Nigeria: Review of PSCs marks govt’s inconsistency

30 September 2015, Sweetcrude, Lagos – Nigeria’s plans to review existing production sharing contracts, PSCc, with foreign oil producers to help stem the impact of a slump in global oil prices could prove a counter-productive quick-fix, adding to uncertainties that have pinned down the county’s oil sector growth, a report by Platts has revealed.

Dr.Emmanuel Ibe Kachikwu, NNPC GMD-480x500

This is mainly because Nigeria’s latest push to revisit PSC terms comes at a painful time for oil companies which are slashing spending budgets to shore up their balance sheets in the face of low oil prices outlook.
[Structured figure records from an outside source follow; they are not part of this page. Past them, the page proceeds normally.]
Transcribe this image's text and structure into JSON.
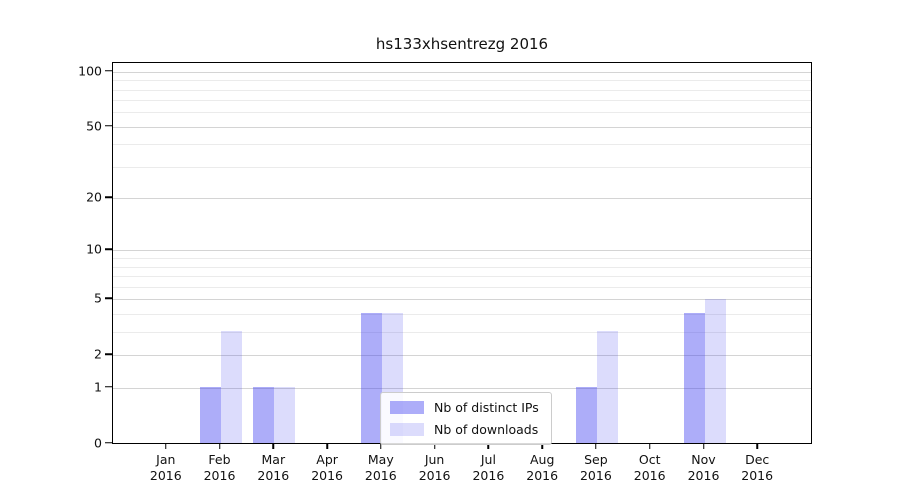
{
  "title": "hs133xhsentrezg 2016",
  "legend": {
    "items": [
      {
        "label": "Nb of distinct IPs",
        "color": "rgba(60,60,240,0.42)"
      },
      {
        "label": "Nb of downloads",
        "color": "rgba(60,60,240,0.18)"
      }
    ]
  },
  "chart_data": {
    "type": "bar",
    "title": "hs133xhsentrezg 2016",
    "categories": [
      "Jan 2016",
      "Feb 2016",
      "Mar 2016",
      "Apr 2016",
      "May 2016",
      "Jun 2016",
      "Jul 2016",
      "Aug 2016",
      "Sep 2016",
      "Oct 2016",
      "Nov 2016",
      "Dec 2016"
    ],
    "series": [
      {
        "name": "Nb of distinct IPs",
        "color": "rgba(60,60,240,0.42)",
        "values": [
          0,
          1,
          1,
          0,
          4,
          0,
          0,
          0,
          1,
          0,
          4,
          0
        ]
      },
      {
        "name": "Nb of downloads",
        "color": "rgba(60,60,240,0.18)",
        "values": [
          0,
          3,
          1,
          0,
          4,
          0,
          0,
          0,
          3,
          0,
          5,
          0
        ]
      }
    ],
    "xlabel": "",
    "ylabel": "",
    "yscale": "log1p",
    "y_major_ticks": [
      0,
      1,
      2,
      5,
      10,
      20,
      50,
      100
    ],
    "y_minor_gridlines": [
      3,
      4,
      6,
      7,
      8,
      9,
      30,
      40,
      60,
      70,
      80,
      90
    ],
    "ylim": [
      0,
      112
    ],
    "grid": true,
    "legend_position": "lower center",
    "colors": {
      "major_grid": "#d4d4d4",
      "minor_grid": "#ebebeb",
      "axis": "#000000"
    }
  }
}
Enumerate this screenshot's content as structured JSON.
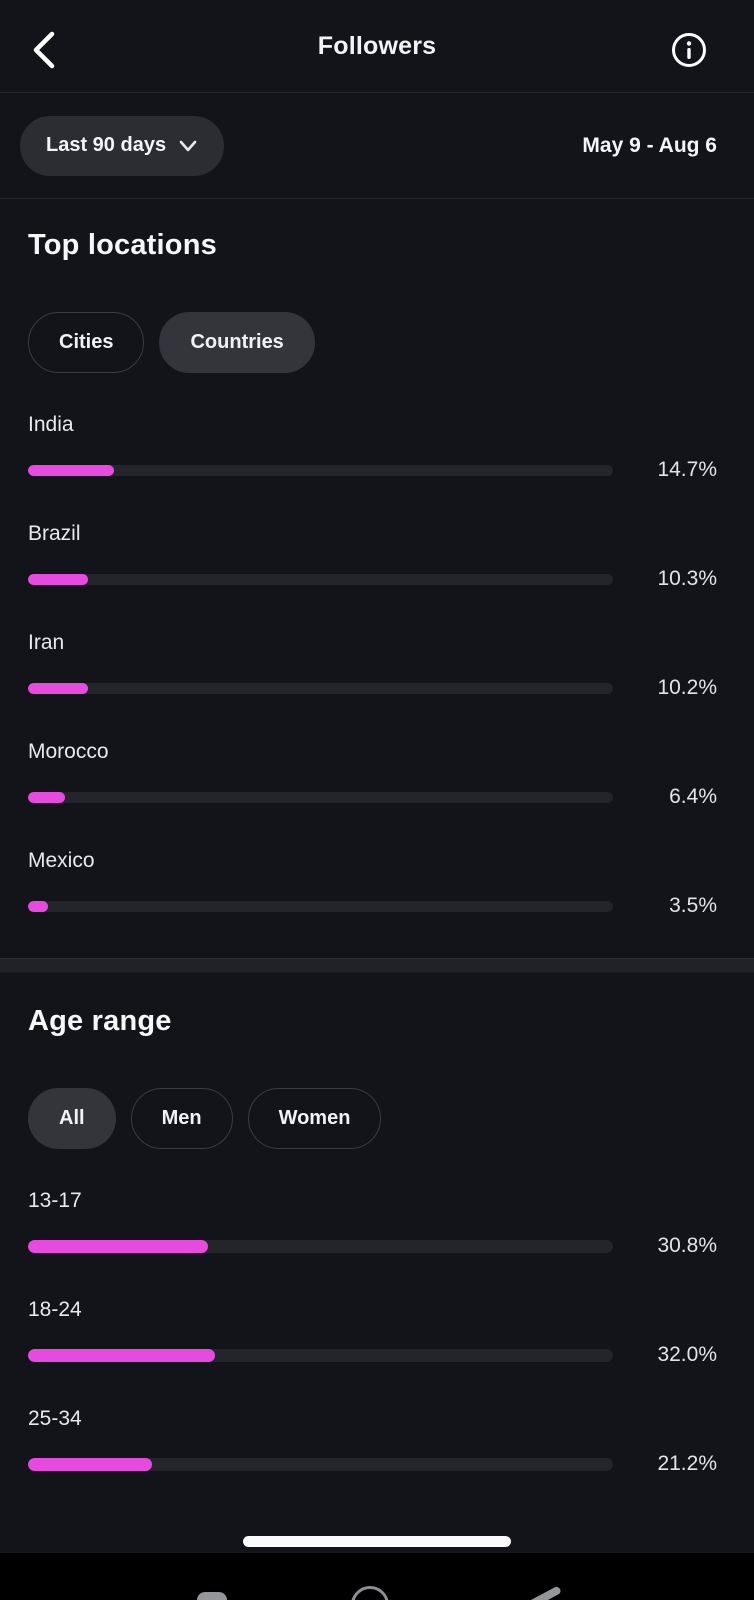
{
  "header": {
    "title": "Followers"
  },
  "filter": {
    "range_label": "Last 90 days",
    "date_range": "May 9 - Aug 6"
  },
  "colors": {
    "accent": "#e74ade",
    "track": "#23252a",
    "bg": "#13141a"
  },
  "top_locations": {
    "title": "Top locations",
    "tabs": [
      {
        "label": "Cities",
        "selected": false
      },
      {
        "label": "Countries",
        "selected": true
      }
    ],
    "rows": [
      {
        "label": "India",
        "value": 14.7,
        "pct_label": "14.7%"
      },
      {
        "label": "Brazil",
        "value": 10.3,
        "pct_label": "10.3%"
      },
      {
        "label": "Iran",
        "value": 10.2,
        "pct_label": "10.2%"
      },
      {
        "label": "Morocco",
        "value": 6.4,
        "pct_label": "6.4%"
      },
      {
        "label": "Mexico",
        "value": 3.5,
        "pct_label": "3.5%"
      }
    ]
  },
  "age_range": {
    "title": "Age range",
    "tabs": [
      {
        "label": "All",
        "selected": true
      },
      {
        "label": "Men",
        "selected": false
      },
      {
        "label": "Women",
        "selected": false
      }
    ],
    "rows": [
      {
        "label": "13-17",
        "value": 30.8,
        "pct_label": "30.8%"
      },
      {
        "label": "18-24",
        "value": 32.0,
        "pct_label": "32.0%"
      },
      {
        "label": "25-34",
        "value": 21.2,
        "pct_label": "21.2%"
      }
    ]
  },
  "chart_data": [
    {
      "type": "bar",
      "title": "Top locations (Countries)",
      "categories": [
        "India",
        "Brazil",
        "Iran",
        "Morocco",
        "Mexico"
      ],
      "values": [
        14.7,
        10.3,
        10.2,
        6.4,
        3.5
      ],
      "value_unit": "%",
      "xlim": [
        0,
        100
      ],
      "orientation": "horizontal"
    },
    {
      "type": "bar",
      "title": "Age range (All)",
      "categories": [
        "13-17",
        "18-24",
        "25-34"
      ],
      "values": [
        30.8,
        32.0,
        21.2
      ],
      "value_unit": "%",
      "xlim": [
        0,
        100
      ],
      "orientation": "horizontal"
    }
  ]
}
In less than a month, the new group managing director of the Nigerian National Petroleum Corporation, Dr. Emmanuel Ibe Kachikwu has twice highlighted Nigeria’s plans to revisit the fiscal terms in the existing PSCs.
He was quoted to have said during a recent visit to France that NNPC would be re-negotiating the contracts with some IOCs in “the weeks and months ahead” to extract as much benefit as possible for Nigeria.
But speaking last week in Lagos, the NNPC boss said he was quoted out of context on the matter, maintaining that what the corporation is doing is to rather look into the PSC with a view to improving on some areas for the benefit of the country.
According to Kachikwu, renegotiating the contracts, first signed with the oil companies more than 20 years ago, will allow Nigeria to rehash generous terms that are sapping the country’s earnings from oil produced under the PSC deals.
Many of the deals with Africa’s biggest oil producer – which were signed at sub-$20/barrel prices and during the relative infancy of deepwater activity — have been “overtaken by new realities in the industry, Kachikwu said.
Under the PSC agreement, NNPC holds the concessions while the oil companies fund development of the mostly deepwater offshore blocks and recover their costs from the production after royalty payments.
Nigeria first introduced the PSC agreement, a form of operating arrangement with foreign oil companies, in 1993 to help solve NNPC’s inability to fund its share in joint venture oil operations.